Marcella shrugged in embarrassment and then looked away. “I thought he … that your uncle … but he didn't have time before …” She realized something then. Serena knew nothing at all of what had happened since her grandmother's death. “No one wrote to you, cara?”

“Nessuno.” No one. And then, gently, “Why didn't you?”

This time the old woman looked at her squarely. The girl had a right to know why she hadn't written to her. “I couldn't.”

“Why?” Serena looked puzzled as they stood there in the lamplight.

Marcella smiled shyly. “I can't write, Serena … your grandmother always told me that I should learn, ma …” She shrugged in a helpless gesture as Serena smiled in answer.

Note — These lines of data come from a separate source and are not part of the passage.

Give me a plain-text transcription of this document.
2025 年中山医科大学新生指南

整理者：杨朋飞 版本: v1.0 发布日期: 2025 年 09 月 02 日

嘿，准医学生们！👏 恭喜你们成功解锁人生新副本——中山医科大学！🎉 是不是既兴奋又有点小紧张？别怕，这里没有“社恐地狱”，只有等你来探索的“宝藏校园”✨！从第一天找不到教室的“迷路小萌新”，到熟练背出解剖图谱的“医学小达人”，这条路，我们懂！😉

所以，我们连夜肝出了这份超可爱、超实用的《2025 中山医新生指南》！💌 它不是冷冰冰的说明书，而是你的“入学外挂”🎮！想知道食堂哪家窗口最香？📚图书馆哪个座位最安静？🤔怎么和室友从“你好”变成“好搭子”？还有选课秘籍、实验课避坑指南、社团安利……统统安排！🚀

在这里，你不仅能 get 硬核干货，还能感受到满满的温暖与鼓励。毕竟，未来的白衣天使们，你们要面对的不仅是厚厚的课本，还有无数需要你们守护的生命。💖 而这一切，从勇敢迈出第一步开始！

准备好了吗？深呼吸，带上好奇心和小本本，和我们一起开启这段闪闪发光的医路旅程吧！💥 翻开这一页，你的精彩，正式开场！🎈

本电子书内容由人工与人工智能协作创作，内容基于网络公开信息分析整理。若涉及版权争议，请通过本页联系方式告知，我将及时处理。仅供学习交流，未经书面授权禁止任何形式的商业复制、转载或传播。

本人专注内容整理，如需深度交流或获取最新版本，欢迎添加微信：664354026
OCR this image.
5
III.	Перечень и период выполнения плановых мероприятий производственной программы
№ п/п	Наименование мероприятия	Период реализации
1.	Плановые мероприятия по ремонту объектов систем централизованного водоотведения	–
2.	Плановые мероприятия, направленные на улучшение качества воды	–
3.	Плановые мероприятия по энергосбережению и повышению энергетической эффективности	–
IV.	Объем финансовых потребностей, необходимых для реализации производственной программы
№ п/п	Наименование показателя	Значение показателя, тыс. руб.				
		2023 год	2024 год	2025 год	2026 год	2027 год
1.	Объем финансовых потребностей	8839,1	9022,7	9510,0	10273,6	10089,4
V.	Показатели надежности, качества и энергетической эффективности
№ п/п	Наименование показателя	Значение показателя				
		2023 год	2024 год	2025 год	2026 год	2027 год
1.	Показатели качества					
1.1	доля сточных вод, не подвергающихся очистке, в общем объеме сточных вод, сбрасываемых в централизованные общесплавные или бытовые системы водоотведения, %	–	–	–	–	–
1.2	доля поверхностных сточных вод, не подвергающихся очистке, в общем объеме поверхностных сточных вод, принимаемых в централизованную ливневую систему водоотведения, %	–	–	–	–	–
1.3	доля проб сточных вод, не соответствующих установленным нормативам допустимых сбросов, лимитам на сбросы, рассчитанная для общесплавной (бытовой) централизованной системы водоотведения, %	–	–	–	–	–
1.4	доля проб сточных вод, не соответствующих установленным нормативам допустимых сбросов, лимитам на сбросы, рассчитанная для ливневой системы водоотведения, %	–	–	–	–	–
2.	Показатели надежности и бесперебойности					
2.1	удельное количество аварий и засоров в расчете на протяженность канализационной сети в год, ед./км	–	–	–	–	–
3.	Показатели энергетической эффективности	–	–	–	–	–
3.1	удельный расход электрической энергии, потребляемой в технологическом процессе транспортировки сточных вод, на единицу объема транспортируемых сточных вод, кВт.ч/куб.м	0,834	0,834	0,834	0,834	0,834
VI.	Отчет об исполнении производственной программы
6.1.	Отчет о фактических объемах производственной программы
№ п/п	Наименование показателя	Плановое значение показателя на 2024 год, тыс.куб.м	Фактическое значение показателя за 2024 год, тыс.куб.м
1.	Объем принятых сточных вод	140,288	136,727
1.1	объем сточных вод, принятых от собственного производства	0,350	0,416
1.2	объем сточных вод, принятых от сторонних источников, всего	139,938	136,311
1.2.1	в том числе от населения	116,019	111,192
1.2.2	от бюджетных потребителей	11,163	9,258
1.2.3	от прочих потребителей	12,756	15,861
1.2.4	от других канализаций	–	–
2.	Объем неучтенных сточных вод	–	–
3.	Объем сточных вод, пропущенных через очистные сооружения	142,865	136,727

“Va bene.” It's all right. But how easily said after two terror-filled years. How much anxiety she would have been spared if the old woman had at least been able to write and tell her of her grandmother's death. “And …” She hated to say his name, even now. “Sergio?”

There was a moment's pause and Marcella took a careful breath. “He's gone, Serena.”

“Where?” Her eyes searched the old woman's. She had come four thousand miles and two and a half years for this news. “Where is he?”

“Dead.”

“Sergio?” This time Serena looked, shocked. “Why?” For an instant there was a flash of satisfaction. Perhaps in the end they had killed him too.

“I don't know all of it. He made terrible debts. He had to sell the house in Venice.” And then, almost apologetically, she waved at the white marble palazzo behind them. “He sold this … only two months after your grandmother died and he brought me back to Rome.” Her eyes sought Serena's then, looking for condemnation. She had come with Sergio, he who had betrayed her parents, whom even the principessa had come to hate. But she had come home to Rome with him. She had had nowhere else to go, Serena understood. Except for the elderly principessa, Marcella had been alone in the world. “I don't understand what happened. But they got angry with him. He drank. He was drunk all the time.” She looked knowingly at Serena. He had had good reason to be drunk all the time. He had had a lot to live with, the murder of his own brother, his brother's wife.… “He borrowed money from bad people, I think. They came here, to the palazzo, late at night. They shouted at him. He shouted back. And then … II Duce's men came here too. They were angry at him too … perhaps because of the other men. I don't know. One night I heard them threatening to kill him.…”

“And they did?” Serena's eyes lit up with an ugly fire. Perhaps he had come by his just deserts after all.

“No.” Marcella shook her head. Her voice was without pity in the summer night. “He killed himself, Serena. He shot himself in the garden, two months after the principessa died. He had no money left, he had nothing. Only debts. The lawyers told me that it took everything, the money from both houses and everything else, to pay his debts.” Then there was nothing left. It didn't matter. She hadn't come home for that.